Hollywood is still coaxing moviegoers back to theatres – something Barbie, Oppenheimer and Mario went a long way to helping.
“It reinforced something that we’ve known for 100 years in the business: People like going to the shared experience out of the home,” said distribution chief for Warner Bros Jeffrey Goldstein. “They love being entertained. Movies are a good financial proposition and can bring in a mass audience.”
“It probably started with Mario last April,” adds Goldstein. “I think that showed audiences again that theatres are a fun place to be to. And it showed studios and content creators: Up your game.”
If 2023 is any guide, hits will come from increasingly unpredictable places.
That was the case with Taylor Swift: The Eras Tour, a film released just two months after Swift’s recorded concerts in a first-of-its-kind distribution deal with AMC Theatres. It grossed USD250 million worldwide, and was followed by the similarly released Renaissance: A Film by Beyoncé, another number one debut.
More surprising was Sound of Freedom, a USD15 million film from the independent Angel Studios, which matched Swift with USD250 million worldwide. It was released with a unique “pay it forward” programme that allowed people to donate tickets.
Going into 2023, no one was betting Sound of Freedom would outgross The Marvels or that Five Nights at Freddy’s would have a bigger opening weekend than Indiana Jones and the Dial of Destiny.
“There are going to be examples of big-budget, traditional blockbusters that do well,” said Dergarabedian. “But for every one of those, there have been two that failed. An audience that’s finding a lot of interesting material on streaming is becoming more open to films like Godzilla Minus One, Indian cinema, Japanese anime. There’s a shift in audience taste and studios need to get a handle on this.”

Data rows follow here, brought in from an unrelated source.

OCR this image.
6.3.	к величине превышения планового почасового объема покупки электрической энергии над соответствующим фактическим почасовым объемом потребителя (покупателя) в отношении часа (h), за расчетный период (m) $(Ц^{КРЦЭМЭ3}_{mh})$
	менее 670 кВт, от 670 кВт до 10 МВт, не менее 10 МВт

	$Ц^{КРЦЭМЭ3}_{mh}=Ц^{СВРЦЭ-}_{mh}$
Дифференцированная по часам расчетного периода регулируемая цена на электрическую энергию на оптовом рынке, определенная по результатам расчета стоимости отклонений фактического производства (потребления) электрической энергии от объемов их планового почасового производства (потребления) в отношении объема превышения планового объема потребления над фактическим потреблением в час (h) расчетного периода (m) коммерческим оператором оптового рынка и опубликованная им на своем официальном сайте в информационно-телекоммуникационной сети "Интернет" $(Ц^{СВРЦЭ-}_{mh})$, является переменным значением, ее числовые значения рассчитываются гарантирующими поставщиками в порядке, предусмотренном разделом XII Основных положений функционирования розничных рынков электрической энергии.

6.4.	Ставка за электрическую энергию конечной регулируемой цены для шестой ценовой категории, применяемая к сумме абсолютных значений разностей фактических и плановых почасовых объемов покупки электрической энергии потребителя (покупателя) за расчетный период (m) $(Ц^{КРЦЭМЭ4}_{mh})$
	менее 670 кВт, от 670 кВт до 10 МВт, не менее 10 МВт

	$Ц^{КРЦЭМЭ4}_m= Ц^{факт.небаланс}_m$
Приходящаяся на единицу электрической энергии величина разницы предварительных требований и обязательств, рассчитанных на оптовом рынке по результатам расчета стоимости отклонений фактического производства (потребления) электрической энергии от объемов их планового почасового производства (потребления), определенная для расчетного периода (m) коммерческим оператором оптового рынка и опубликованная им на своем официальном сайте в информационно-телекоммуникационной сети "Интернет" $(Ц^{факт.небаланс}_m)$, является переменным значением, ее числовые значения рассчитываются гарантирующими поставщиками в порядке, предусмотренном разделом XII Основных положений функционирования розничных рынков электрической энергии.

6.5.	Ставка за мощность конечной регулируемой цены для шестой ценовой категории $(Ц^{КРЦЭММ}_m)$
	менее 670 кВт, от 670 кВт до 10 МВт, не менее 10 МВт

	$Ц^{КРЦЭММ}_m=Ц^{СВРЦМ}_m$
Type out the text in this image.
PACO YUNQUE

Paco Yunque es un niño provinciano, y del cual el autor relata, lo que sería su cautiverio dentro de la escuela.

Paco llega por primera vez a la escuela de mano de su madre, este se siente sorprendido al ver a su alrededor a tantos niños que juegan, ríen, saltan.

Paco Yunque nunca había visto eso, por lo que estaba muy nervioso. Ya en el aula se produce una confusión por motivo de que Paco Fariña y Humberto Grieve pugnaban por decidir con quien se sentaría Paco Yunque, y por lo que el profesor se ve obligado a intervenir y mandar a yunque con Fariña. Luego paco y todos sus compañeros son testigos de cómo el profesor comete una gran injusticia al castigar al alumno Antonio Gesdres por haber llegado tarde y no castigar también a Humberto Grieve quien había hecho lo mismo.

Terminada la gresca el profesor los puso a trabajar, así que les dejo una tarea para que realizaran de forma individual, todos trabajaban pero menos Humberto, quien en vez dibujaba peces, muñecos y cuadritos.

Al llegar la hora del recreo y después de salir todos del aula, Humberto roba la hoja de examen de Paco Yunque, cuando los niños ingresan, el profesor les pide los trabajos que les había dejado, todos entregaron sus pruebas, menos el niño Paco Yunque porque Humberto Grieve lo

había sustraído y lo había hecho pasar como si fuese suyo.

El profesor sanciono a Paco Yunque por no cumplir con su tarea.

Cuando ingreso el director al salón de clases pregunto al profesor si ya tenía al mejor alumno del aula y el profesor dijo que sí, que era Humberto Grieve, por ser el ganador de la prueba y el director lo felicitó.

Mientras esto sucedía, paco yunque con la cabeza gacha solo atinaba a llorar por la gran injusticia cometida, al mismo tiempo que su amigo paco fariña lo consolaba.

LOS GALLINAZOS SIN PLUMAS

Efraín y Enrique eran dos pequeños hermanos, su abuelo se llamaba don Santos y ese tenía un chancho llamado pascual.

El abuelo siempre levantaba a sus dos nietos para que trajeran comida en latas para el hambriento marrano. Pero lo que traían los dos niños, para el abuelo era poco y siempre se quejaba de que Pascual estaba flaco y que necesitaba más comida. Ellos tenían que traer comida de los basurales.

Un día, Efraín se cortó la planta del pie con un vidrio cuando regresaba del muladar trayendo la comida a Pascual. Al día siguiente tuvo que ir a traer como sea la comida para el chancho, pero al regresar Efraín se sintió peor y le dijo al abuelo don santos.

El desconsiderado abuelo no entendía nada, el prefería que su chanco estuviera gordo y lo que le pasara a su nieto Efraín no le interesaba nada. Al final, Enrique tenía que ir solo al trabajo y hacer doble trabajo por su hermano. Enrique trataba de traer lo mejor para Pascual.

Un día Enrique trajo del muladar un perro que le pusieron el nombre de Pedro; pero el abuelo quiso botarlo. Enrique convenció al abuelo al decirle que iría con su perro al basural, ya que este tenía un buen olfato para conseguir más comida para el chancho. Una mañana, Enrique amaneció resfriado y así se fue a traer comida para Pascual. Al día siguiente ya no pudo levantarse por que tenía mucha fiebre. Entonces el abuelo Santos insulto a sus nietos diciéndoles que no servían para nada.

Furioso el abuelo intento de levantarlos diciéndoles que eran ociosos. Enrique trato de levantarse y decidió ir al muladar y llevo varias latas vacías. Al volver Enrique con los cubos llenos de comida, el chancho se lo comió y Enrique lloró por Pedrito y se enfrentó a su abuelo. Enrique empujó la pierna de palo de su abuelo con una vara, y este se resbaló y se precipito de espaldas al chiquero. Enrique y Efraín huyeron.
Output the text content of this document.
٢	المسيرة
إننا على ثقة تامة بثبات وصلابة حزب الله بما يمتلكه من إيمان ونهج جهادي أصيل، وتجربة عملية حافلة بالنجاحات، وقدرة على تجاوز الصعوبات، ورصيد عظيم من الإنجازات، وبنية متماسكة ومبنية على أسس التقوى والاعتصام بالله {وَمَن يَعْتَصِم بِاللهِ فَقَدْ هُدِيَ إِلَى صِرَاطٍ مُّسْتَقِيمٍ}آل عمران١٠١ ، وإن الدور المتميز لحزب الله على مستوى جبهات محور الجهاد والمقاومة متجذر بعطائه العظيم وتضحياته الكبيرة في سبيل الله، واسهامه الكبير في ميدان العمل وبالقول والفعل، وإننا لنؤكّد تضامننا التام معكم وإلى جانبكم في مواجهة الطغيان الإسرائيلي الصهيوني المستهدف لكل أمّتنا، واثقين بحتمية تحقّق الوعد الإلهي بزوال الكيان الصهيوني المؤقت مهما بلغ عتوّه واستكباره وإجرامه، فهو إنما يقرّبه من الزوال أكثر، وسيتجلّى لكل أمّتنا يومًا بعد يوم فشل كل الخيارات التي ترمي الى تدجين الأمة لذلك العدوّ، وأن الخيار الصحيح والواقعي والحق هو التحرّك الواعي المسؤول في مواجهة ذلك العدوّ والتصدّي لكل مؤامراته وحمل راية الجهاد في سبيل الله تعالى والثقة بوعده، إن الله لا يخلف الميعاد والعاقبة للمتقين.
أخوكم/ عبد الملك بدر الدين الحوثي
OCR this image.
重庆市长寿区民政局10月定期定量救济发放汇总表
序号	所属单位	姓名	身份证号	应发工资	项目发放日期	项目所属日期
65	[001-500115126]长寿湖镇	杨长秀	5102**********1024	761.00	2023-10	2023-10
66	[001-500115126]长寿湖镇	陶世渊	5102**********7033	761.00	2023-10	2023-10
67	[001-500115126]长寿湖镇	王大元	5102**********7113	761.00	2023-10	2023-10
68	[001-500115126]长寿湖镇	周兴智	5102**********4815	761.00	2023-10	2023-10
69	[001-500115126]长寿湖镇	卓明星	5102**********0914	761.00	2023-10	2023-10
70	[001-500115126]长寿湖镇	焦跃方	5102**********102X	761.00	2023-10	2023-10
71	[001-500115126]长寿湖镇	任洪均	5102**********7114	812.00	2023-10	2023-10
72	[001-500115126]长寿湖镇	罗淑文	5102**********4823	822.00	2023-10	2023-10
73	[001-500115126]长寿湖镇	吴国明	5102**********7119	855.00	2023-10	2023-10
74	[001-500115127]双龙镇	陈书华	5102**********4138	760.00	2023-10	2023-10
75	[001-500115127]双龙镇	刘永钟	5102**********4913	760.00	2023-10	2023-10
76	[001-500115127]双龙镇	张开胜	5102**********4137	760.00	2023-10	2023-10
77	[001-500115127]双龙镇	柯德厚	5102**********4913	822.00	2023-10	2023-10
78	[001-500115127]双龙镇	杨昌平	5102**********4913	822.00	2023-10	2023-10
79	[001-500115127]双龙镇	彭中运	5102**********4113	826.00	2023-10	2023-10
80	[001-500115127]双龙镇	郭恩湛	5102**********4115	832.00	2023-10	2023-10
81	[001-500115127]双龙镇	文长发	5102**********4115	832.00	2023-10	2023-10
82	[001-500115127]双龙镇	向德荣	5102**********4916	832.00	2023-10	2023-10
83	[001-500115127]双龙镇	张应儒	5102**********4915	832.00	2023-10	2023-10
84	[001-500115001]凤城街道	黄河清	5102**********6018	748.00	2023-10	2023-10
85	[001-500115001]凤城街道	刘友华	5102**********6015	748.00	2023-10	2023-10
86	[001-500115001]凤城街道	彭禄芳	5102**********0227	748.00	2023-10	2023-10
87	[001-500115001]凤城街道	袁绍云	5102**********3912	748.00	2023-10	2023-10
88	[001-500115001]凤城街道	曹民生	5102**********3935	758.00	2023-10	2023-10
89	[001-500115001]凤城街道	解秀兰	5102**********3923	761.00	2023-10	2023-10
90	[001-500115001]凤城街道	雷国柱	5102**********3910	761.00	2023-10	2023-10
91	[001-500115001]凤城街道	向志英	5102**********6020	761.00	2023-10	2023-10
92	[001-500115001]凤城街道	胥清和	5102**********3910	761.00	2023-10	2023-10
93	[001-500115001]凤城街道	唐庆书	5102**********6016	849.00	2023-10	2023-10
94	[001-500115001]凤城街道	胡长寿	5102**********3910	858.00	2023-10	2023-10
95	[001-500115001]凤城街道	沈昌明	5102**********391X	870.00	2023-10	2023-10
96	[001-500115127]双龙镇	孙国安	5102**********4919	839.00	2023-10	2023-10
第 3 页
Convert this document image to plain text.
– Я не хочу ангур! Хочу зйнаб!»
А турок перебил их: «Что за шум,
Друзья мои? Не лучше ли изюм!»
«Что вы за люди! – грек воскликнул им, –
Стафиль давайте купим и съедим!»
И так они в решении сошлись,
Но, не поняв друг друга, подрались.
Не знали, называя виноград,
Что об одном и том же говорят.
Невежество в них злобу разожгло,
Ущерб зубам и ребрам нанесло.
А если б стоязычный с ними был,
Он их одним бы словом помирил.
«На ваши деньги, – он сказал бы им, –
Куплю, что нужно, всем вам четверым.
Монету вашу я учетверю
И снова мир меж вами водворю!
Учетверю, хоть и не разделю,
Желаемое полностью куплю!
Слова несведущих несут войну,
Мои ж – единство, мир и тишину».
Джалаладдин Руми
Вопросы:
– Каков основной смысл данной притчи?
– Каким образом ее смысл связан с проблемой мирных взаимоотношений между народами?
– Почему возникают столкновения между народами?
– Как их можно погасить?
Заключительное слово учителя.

That poses as much of a challenge as an opportunity to studios. If more-of-the-same no longer has quite the same appeal for moviegoers, an industry that for years has depended on sequels, prequels, reboots and remakes to make up the bulk of its profits may require new creativity.
The Western didn’t vanish all at once. After two decades of ubiquity, it began going out of style in the 1960s. And the Western, of course, continues to be rich territory for filmmakers. This year, 81-year-old Martin Scorsese made his first Western in Killers of the Flower Moon, the three-hour-plus USD200 million epic from Apple Studios.
The superhero movie, likewise, won’t ever die. But its heyday might have reached its endgame.